Я не живу в Финляндии. Только лишь в соседней Карелии. Примета нынешнего времени — отъезд знакомых, друзей и родственников туда, на постоянное место жительства.
Юрий, учитель английского, папа троих мальчиков, два года назад уехал в Финляндию с семьей. На мой вопрос об освещении ситуации в СМИ ответил так:
«Мы возмущены. Возмущены не меньше Уполномоченного при президенте Российской Федерации по правам ребенка. Только другим возмущены. Враньем, которое льется на русских людей со стороны российских СМИ. Без разбирательств, без выяснения причин происходящего Астахов готов самыми дешевыми методами завоевывать свою популярность.

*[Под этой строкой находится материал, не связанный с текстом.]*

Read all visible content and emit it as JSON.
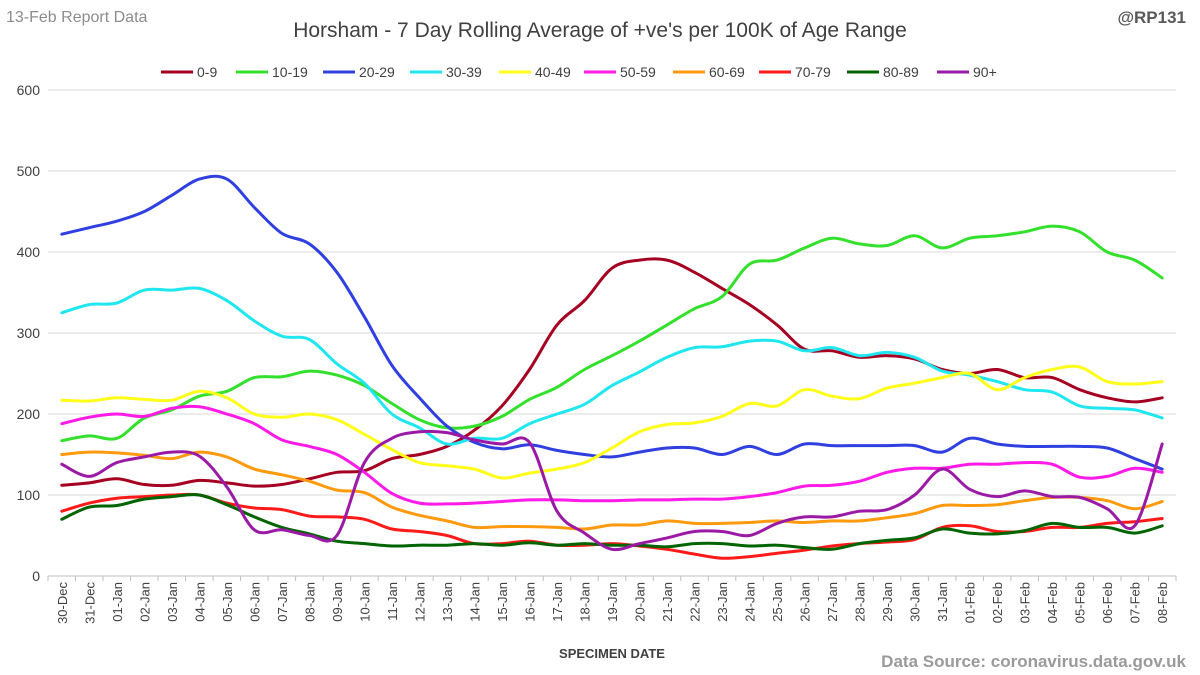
{
  "header": {
    "report_label": "13-Feb Report Data",
    "handle": "@RP131"
  },
  "footer": {
    "source": "Data Source: coronavirus.data.gov.uk"
  },
  "chart_data": {
    "type": "line",
    "title": "Horsham - 7 Day Rolling Average of +ve's per 100K of Age Range",
    "xlabel": "SPECIMEN DATE",
    "ylabel": "",
    "ylim": [
      0,
      600
    ],
    "yticks": [
      0,
      100,
      200,
      300,
      400,
      500,
      600
    ],
    "grid": true,
    "legend_position": "top",
    "categories": [
      "30-Dec",
      "31-Dec",
      "01-Jan",
      "02-Jan",
      "03-Jan",
      "04-Jan",
      "05-Jan",
      "06-Jan",
      "07-Jan",
      "08-Jan",
      "09-Jan",
      "10-Jan",
      "11-Jan",
      "12-Jan",
      "13-Jan",
      "14-Jan",
      "15-Jan",
      "16-Jan",
      "17-Jan",
      "18-Jan",
      "19-Jan",
      "20-Jan",
      "21-Jan",
      "22-Jan",
      "23-Jan",
      "24-Jan",
      "25-Jan",
      "26-Jan",
      "27-Jan",
      "28-Jan",
      "29-Jan",
      "30-Jan",
      "31-Jan",
      "01-Feb",
      "02-Feb",
      "03-Feb",
      "04-Feb",
      "05-Feb",
      "06-Feb",
      "07-Feb",
      "08-Feb"
    ],
    "series": [
      {
        "name": "0-9",
        "color": "#a50021",
        "values": [
          112,
          115,
          120,
          113,
          112,
          118,
          115,
          111,
          113,
          120,
          128,
          130,
          145,
          150,
          160,
          180,
          210,
          255,
          310,
          340,
          380,
          390,
          390,
          375,
          355,
          335,
          310,
          280,
          278,
          270,
          272,
          268,
          255,
          250,
          255,
          245,
          245,
          230,
          220,
          215,
          220
        ]
      },
      {
        "name": "10-19",
        "color": "#33e02b",
        "values": [
          167,
          173,
          170,
          195,
          205,
          222,
          228,
          245,
          246,
          253,
          248,
          235,
          213,
          193,
          183,
          185,
          197,
          218,
          233,
          255,
          272,
          290,
          310,
          330,
          345,
          385,
          390,
          405,
          417,
          410,
          408,
          420,
          405,
          417,
          420,
          425,
          432,
          425,
          400,
          390,
          368
        ]
      },
      {
        "name": "20-29",
        "color": "#3040e0",
        "values": [
          422,
          430,
          438,
          450,
          470,
          490,
          490,
          455,
          423,
          410,
          375,
          320,
          260,
          220,
          185,
          165,
          157,
          162,
          155,
          150,
          147,
          153,
          158,
          158,
          150,
          160,
          150,
          163,
          161,
          161,
          161,
          161,
          153,
          170,
          163,
          160,
          160,
          160,
          158,
          145,
          132
        ]
      },
      {
        "name": "30-39",
        "color": "#1fe6ef",
        "values": [
          325,
          335,
          337,
          353,
          353,
          355,
          340,
          315,
          296,
          292,
          262,
          238,
          200,
          183,
          163,
          170,
          170,
          188,
          200,
          212,
          235,
          252,
          270,
          282,
          283,
          290,
          290,
          278,
          282,
          272,
          276,
          270,
          253,
          248,
          240,
          230,
          227,
          210,
          207,
          205,
          195
        ]
      },
      {
        "name": "40-49",
        "color": "#ffff1a",
        "values": [
          217,
          216,
          220,
          218,
          217,
          228,
          220,
          200,
          196,
          200,
          193,
          175,
          156,
          140,
          136,
          132,
          121,
          127,
          132,
          140,
          158,
          178,
          187,
          189,
          197,
          213,
          210,
          230,
          222,
          219,
          232,
          238,
          245,
          250,
          230,
          245,
          255,
          258,
          240,
          237,
          240
        ]
      },
      {
        "name": "50-59",
        "color": "#ff1ae8",
        "values": [
          188,
          196,
          200,
          197,
          207,
          209,
          200,
          188,
          168,
          160,
          150,
          128,
          102,
          90,
          89,
          90,
          92,
          94,
          94,
          93,
          93,
          94,
          94,
          95,
          95,
          98,
          103,
          111,
          112,
          117,
          128,
          133,
          133,
          138,
          138,
          140,
          138,
          122,
          123,
          133,
          128
        ]
      },
      {
        "name": "60-69",
        "color": "#ff9a0f",
        "values": [
          150,
          153,
          152,
          149,
          145,
          153,
          147,
          132,
          125,
          117,
          106,
          103,
          85,
          75,
          68,
          60,
          61,
          61,
          60,
          58,
          63,
          63,
          68,
          65,
          65,
          66,
          68,
          66,
          68,
          68,
          72,
          77,
          87,
          87,
          88,
          93,
          97,
          97,
          93,
          83,
          92
        ]
      },
      {
        "name": "70-79",
        "color": "#ff1a1a",
        "values": [
          80,
          90,
          96,
          98,
          100,
          100,
          90,
          84,
          82,
          74,
          73,
          70,
          58,
          55,
          50,
          40,
          40,
          43,
          38,
          38,
          40,
          37,
          33,
          27,
          22,
          24,
          28,
          32,
          37,
          40,
          42,
          45,
          60,
          62,
          55,
          55,
          60,
          60,
          65,
          67,
          71
        ]
      },
      {
        "name": "80-89",
        "color": "#006400",
        "values": [
          70,
          85,
          87,
          95,
          98,
          100,
          88,
          73,
          60,
          52,
          43,
          40,
          37,
          38,
          38,
          40,
          38,
          41,
          38,
          40,
          38,
          38,
          36,
          40,
          40,
          37,
          38,
          35,
          33,
          40,
          44,
          47,
          58,
          53,
          52,
          56,
          65,
          60,
          60,
          53,
          62
        ]
      },
      {
        "name": "90+",
        "color": "#9b1aa5",
        "values": [
          138,
          123,
          140,
          147,
          153,
          148,
          110,
          57,
          57,
          50,
          50,
          140,
          170,
          178,
          177,
          168,
          163,
          165,
          80,
          53,
          33,
          40,
          47,
          55,
          55,
          50,
          65,
          73,
          73,
          80,
          82,
          100,
          132,
          107,
          98,
          105,
          98,
          97,
          83,
          62,
          163
        ]
      }
    ]
  }
}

Зачем рассказывать о том, что «дыма без огня не бывает»? Если говорить конкретно, о последнем случае, маме неоднократно было предложено сделать выбор между детьми и мужем-тираном. Зачем говорить о о том, что она сама несколько лет назад пряталась от неадекватных реакций супруга? В каждом случае на поверхность вылезает куча нелицеприятных моментов из жизни семей, попавших в такую ситуацию. Но, ни слова об этом в российских СМИ я не читал. Когда говорят о направленности действий против русских, то забывают указать пропорции. 50 русских детей прошли эту процедуру, против, если не ошибаюсь, 15-19 тысяч детей других национальностей… Только вчера были на приеме у врача с ребенком. Финны очень переживают о том, что думаем мы, русские, о ситуации. Она очень долго рассказывала нам процедуру изъятия, объясняя, что просто так, с улицы за ребенком никто не приходит, что для принятия такого серьезного решения проводится обширное исследование семьи. И пусть я никогда не узнаю так ли это.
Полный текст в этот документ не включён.